Separable integer partition classes and Slater's list -- II

Slater's list of Rogers-Ramanujan type identities remains a central source of striking series-product formulas in the theory of partitions and basic hypergeometric series.

Although many of these identities admit elegant analytic proofs through Bailey pairs, Bailey chains, or transformations of basic hypergeometric series, the partition-theoretic meaning of their series sides is often much less apparent.

In this paper, which continues the program initiated in arXiv:2603.14179, we apply Andrews' theory of separable integer partition classes to further identities from Slater's list.

We construct a strict overpartition class and two families of overpartitions with positional gap conditions, in which overlining is permitted only at alternating positions.

Their multivariate generating functions give natural refinements of the series sides of Slater's identities (12), (28), (29), (47), (48), (50), and (51).

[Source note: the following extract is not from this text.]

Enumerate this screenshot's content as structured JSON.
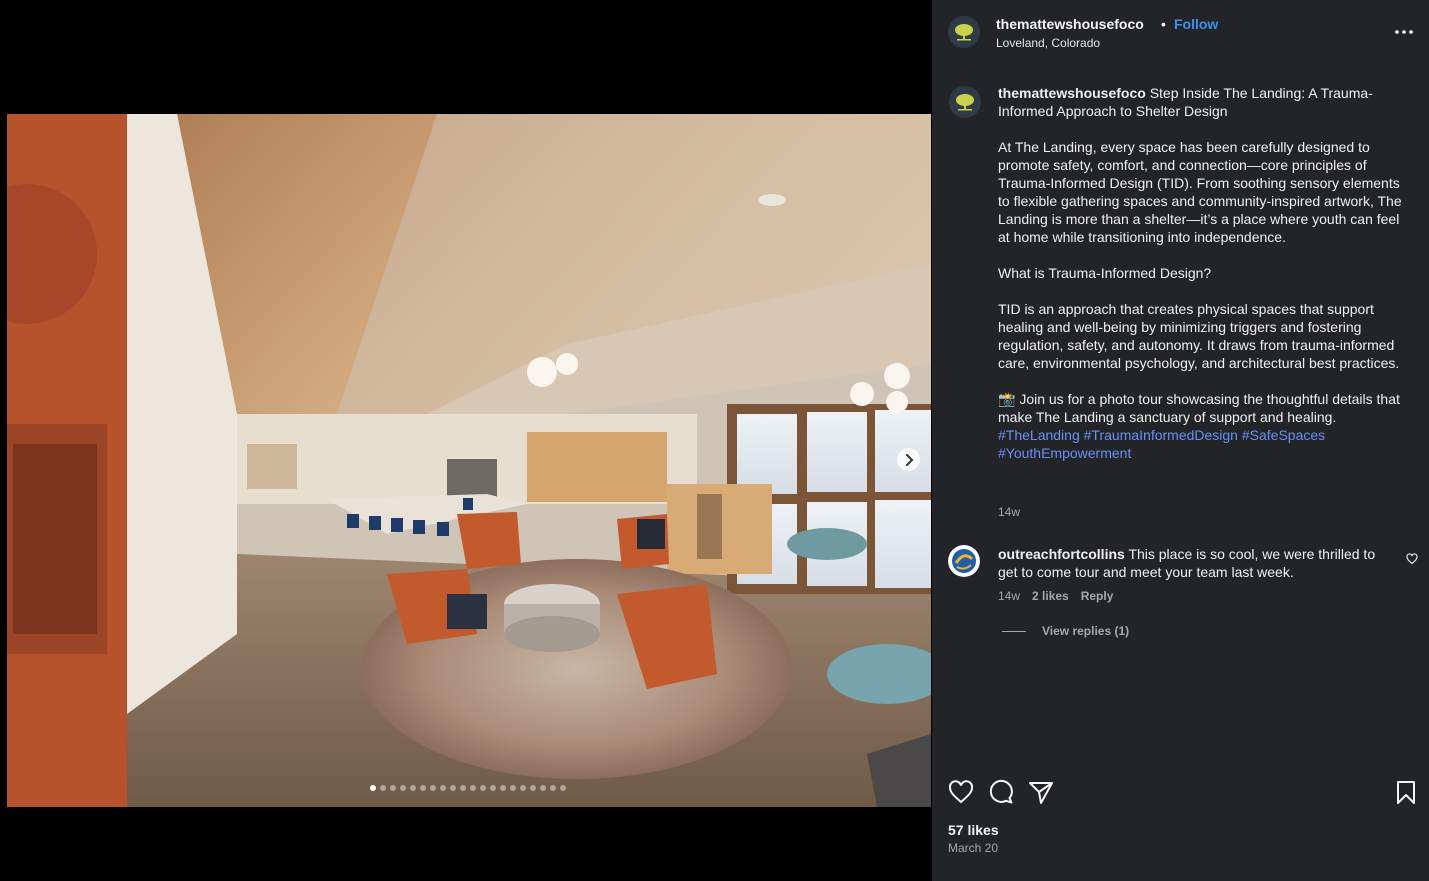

We then use Heine-type transformations, a limiting form of Heine's transformations, Watson's $q$-analogue of Whipple's theorem, and classical theta-product identities to obtain alternative series representations and recover the associated products.

In addition, we derive a new companion identity to a Slater identity and a signed companion formula.

Our results further demonstrate that SIP classes provide a flexible framework for converting basic hypergeometric series into structured partition generating functions, while simultaneously producing refinements, transformations, and new Rogers-Ramanujan type identities.